Not all college programs require the equivalent of four full-time years. Many community colleges offer Associate of Arts degrees that can be earned in the equivalent of two full-time years. These degrees open many job opportunities, depending on the subject matter major or area of concentration. Also, many community colleges offer certificate programs that require a limited number of courses. These certificate programs are generally in trade and vocational areas ranging from accounting to food- service management, from word processing to real estate appraising. Most of these certificate programs can be completed in less than the equivalent of two full-time years.

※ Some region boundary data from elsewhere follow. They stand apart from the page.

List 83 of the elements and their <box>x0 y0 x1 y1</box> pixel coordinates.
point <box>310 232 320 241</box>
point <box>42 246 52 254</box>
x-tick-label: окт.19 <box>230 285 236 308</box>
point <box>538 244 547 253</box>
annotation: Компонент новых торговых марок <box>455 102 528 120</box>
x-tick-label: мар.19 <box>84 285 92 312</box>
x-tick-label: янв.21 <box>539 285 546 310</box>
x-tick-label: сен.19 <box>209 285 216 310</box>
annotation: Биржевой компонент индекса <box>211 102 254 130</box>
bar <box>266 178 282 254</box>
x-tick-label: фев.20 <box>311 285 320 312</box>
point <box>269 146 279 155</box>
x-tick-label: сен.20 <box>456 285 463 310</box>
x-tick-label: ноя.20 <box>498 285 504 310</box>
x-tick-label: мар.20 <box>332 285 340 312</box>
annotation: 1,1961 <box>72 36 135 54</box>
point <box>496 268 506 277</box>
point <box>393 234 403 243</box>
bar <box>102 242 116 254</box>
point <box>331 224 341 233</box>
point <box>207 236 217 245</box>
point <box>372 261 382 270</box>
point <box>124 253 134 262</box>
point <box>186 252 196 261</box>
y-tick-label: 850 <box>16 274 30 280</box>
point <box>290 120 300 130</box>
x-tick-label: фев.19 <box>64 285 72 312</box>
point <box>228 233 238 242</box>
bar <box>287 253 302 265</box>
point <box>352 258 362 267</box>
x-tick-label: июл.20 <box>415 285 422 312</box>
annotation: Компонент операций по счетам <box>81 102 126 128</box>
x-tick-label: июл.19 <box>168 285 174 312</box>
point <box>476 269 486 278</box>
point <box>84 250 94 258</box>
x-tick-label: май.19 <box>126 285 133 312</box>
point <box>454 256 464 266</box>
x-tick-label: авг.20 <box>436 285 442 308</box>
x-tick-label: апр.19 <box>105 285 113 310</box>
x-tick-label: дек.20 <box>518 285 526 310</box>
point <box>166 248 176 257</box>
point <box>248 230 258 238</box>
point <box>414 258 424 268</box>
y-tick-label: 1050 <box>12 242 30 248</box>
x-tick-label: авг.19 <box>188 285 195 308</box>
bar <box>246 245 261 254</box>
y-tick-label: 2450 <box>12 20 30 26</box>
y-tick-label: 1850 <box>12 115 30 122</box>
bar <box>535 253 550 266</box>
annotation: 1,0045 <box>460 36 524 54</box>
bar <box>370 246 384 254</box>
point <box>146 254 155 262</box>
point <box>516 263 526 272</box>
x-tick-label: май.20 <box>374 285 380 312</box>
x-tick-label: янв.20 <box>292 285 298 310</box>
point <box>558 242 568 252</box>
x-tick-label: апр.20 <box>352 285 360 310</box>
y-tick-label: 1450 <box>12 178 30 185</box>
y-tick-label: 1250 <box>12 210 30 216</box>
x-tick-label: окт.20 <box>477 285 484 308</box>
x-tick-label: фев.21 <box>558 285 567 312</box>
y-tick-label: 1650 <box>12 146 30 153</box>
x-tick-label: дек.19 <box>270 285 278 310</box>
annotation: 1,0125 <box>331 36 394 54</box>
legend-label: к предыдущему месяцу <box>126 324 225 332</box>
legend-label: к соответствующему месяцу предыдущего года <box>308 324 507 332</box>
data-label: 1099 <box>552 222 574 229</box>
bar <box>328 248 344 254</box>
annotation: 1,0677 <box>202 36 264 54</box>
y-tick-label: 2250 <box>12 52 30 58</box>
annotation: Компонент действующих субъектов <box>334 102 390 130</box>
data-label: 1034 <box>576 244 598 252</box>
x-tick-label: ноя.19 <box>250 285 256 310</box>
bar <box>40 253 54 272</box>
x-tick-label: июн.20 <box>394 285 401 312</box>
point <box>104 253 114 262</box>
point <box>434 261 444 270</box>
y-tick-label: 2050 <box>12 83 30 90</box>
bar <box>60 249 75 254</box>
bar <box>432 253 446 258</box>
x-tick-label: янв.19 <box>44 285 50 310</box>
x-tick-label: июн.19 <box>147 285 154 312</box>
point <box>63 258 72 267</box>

Misconception 7: You Have to Pass
Entrance Examinations in Order to Go to College
Just before the U.S. Civil War began, young Horatio Alger, Jr., eventual author of many rags-to-riches novels, took entrance examinations for Harvard University Two eight-hour days were devoted to the examinations, and he had to achieve satisfactory scores in such subject areas as algebra, geometry, Latin, and English.
Times have changed. Although high scores on standardized examinations such as the Scholastic Assessment Test (SAT) are required for direct admission to some state universities and selective private colleges, this is not true of community colleges.
It is true that in many cases you will have to take entrance examinations in order to enroll in courses at a community college. But, believe it or not, you don’t have to pass them with scores defined in advance. At many, perhaps most, community colleges, your examination scores are strictly for advisory purposes. You don’t have to abide by them. It is becoming increasingly difficult for counselors and colleges to enforce mandatory assignment to classes based on verbal and mathematical scores obtained on standardized tests. Some people claim that the scores discriminate unfairly against members of racial and ethnic minorities as well as nontraditional students. Also, the standardized tests are neither absolutely valid nor completely reliable. If you do want to use the information from a standardized test as advisory in nature, many colleges offer remedial courses in English, arithmetic, and other basic skills that make it possible to increase these skills and thus take courses that will count toward a degree program. You will find that the vast majority of community colleges have what is known as an open door policy, meaning that all applicants are welcome.
If you do your first two years of college work toward a bachelor’s degree at a community college, which I recommend for most adult students, you will find that your work will transfer to a university or four-year college. The four-year institutions have agreements with the two-year ones, and you can enter with third-year (i.e., junior) standing without entrance examinations. I know this sounds too good to be true, but look into it. You’ll find that what I’m telling you is so.